The promise of spintronics for unconventional computing

TL;DR

This paper explores how spintronics can enable energy-efficient, reconfigurable devices that support unconventional computing paradigms like reservoir computing, probabilistic computing, and memcomputing, potentially overcoming limitations of traditional computers.

Contribution

It presents a comprehensive perspective on the potential of spintronic devices, especially magnetic tunnel junctions, to advance unconventional computing methods and hybrid CMOS-spintronic systems.

Findings

Spintronic devices require low power and can be reconfigured frequently.

They exhibit strong nonlinearity, nonlocality, and stochasticity beneficial for computing.

Potential to develop efficient, hybrid computing systems using magnetic tunnel junctions.

Abstract

Novel computational paradigms may provide the blueprint to help solving the time and energy limitations that we face with our modern computers, and provide solutions to complex problems more efficiently (with reduced time, power consumption and/or less device footprint) than is currently possible with standard approaches. Spintronics offers a promising basis for the development of efficient devices and unconventional operations for at least three main reasons: (i) the low-power requirements of spin-based devices, i.e., requiring no standby power for operation and the possibility to write information with small dynamic energy dissipation, (ii) the strong nonlinearity, time nonlocality, and/or stochasticity that spintronic devices can exhibit, and (iii) their compatibility with CMOS logic manufacturing processes. At the same time, the high endurance and speed of spintronic devices means that they can be rewritten or reconfigured frequently over the lifetime of a circuit, a feature that is essential in many emerging computing concepts.
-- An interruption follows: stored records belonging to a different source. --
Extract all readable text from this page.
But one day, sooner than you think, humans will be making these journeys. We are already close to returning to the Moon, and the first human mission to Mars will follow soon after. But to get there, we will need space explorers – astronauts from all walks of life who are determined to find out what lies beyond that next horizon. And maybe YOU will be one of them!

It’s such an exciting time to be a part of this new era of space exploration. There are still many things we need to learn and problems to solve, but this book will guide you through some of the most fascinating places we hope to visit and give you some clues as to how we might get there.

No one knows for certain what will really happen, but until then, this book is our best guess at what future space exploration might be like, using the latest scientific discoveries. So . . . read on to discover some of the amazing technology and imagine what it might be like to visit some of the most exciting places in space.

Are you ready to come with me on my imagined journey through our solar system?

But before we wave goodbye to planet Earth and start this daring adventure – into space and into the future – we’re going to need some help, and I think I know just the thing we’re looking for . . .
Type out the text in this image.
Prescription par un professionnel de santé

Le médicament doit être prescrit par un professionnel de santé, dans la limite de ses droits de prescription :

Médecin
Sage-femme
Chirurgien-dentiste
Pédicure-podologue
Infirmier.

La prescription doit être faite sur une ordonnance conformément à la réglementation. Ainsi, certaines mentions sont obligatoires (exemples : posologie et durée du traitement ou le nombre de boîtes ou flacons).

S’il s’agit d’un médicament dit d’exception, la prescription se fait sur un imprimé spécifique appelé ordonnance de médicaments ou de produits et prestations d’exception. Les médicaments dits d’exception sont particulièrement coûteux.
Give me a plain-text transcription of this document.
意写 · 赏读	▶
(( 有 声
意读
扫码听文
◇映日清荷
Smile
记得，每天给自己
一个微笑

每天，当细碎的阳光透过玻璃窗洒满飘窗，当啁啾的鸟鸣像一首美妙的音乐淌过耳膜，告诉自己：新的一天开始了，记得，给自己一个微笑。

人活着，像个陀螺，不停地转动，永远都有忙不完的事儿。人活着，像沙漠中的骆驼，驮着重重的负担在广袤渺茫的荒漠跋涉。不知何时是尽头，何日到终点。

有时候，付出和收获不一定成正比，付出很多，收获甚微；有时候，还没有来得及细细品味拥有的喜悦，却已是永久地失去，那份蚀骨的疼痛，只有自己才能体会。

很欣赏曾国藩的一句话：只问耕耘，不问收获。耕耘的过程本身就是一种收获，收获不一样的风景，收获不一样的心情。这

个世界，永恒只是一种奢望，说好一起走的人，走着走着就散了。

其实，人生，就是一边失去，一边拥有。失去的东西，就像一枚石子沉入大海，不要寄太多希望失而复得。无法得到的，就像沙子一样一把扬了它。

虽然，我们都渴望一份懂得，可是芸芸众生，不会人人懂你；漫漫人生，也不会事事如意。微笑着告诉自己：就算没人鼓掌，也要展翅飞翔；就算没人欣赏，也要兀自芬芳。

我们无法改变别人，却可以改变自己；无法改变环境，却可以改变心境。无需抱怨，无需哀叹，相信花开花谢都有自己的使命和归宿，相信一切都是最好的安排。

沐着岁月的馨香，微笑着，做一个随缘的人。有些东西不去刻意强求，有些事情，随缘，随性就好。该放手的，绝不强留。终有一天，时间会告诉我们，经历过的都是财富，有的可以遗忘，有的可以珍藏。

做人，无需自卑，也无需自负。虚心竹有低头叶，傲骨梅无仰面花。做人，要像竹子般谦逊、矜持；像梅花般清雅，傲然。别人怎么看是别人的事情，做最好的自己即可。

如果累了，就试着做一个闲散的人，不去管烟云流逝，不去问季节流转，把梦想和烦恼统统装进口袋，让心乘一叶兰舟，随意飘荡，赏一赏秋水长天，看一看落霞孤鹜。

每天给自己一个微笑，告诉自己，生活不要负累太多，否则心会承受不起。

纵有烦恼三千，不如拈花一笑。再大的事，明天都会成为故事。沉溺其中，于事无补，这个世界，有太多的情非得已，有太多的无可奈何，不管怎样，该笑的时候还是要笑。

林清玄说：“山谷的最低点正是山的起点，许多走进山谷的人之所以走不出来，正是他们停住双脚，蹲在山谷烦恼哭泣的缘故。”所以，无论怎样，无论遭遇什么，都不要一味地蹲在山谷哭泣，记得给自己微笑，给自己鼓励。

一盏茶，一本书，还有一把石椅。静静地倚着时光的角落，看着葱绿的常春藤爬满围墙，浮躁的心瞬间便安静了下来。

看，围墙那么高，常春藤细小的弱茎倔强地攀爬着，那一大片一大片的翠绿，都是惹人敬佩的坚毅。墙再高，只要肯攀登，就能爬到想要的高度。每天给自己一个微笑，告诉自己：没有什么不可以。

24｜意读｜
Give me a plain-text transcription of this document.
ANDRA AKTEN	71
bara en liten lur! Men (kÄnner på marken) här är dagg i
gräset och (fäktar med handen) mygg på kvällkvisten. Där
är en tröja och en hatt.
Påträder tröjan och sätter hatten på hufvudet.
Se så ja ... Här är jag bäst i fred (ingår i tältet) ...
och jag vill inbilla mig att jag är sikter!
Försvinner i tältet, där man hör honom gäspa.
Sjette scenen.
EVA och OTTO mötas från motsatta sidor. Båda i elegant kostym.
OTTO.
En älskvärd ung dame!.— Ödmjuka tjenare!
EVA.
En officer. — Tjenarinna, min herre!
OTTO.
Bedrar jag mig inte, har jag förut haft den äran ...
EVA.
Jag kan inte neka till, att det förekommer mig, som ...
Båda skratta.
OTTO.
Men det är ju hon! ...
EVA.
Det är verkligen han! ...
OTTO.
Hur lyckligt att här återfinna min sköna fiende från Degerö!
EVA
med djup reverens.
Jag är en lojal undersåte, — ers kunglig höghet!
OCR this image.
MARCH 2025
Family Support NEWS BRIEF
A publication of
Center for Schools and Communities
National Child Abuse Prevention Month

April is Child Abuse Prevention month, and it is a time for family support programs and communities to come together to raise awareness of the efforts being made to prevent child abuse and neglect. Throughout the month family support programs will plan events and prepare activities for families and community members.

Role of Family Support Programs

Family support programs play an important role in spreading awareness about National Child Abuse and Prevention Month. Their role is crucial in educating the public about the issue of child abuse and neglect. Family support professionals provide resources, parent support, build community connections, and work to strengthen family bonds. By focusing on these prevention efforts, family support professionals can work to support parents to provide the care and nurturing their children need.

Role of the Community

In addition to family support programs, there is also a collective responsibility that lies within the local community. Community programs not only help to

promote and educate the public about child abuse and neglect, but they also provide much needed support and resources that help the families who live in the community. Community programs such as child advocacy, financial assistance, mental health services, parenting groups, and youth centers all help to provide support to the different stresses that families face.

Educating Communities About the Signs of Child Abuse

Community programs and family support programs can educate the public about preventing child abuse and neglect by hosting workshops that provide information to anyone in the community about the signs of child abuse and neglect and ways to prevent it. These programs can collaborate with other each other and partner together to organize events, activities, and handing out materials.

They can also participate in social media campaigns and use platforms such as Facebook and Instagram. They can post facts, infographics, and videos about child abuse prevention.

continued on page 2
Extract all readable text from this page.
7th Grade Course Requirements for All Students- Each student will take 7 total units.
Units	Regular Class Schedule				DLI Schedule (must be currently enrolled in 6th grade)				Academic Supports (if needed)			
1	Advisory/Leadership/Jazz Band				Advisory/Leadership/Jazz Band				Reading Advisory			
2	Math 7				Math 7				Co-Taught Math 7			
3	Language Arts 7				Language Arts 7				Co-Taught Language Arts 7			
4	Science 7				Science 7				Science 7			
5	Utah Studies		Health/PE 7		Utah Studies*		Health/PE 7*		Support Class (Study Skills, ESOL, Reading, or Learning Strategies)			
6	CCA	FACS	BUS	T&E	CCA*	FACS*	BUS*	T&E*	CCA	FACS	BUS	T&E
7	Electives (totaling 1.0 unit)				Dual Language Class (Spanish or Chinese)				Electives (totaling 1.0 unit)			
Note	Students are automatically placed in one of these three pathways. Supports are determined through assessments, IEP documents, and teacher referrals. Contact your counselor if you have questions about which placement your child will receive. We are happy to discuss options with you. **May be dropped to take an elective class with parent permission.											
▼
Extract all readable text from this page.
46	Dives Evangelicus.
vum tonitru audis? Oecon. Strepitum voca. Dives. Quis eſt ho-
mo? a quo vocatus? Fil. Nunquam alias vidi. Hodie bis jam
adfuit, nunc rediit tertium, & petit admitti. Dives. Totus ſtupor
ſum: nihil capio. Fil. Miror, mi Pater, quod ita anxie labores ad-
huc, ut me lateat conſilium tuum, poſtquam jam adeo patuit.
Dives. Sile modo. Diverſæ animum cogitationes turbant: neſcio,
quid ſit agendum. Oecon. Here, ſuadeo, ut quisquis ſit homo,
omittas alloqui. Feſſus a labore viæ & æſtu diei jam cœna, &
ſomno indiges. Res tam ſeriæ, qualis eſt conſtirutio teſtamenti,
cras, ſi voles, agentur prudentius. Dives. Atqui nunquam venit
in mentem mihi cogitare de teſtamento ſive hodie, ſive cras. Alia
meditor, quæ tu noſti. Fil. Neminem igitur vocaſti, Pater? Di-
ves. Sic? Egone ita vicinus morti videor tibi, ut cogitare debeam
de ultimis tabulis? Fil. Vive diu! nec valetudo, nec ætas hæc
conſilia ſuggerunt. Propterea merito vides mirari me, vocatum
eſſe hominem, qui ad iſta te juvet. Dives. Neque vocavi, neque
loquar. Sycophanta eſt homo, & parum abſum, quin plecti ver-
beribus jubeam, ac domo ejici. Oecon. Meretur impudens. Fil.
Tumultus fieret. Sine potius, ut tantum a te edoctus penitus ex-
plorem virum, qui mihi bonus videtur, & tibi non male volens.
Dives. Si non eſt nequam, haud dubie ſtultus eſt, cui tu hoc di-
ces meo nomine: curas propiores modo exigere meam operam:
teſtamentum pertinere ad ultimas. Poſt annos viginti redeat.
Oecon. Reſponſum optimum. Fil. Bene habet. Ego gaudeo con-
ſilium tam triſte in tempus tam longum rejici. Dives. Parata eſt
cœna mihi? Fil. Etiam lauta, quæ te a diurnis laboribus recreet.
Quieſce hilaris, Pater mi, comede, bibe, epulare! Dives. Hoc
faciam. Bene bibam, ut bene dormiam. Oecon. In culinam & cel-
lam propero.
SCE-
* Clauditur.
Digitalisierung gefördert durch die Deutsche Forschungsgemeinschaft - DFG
In this perspective, we will discuss how spintronics may aid in the realization of efficient devices primarily based on magnetic tunnel junctions and how those devices can impact in the development of three unconventional computing paradigms, namely, reservoir computing, probabilistic computing and memcomputing that in our opinion may be used to address some limitations of modern computers, providing a realistic path to intelligent hybrid CMOS-spintronic systems.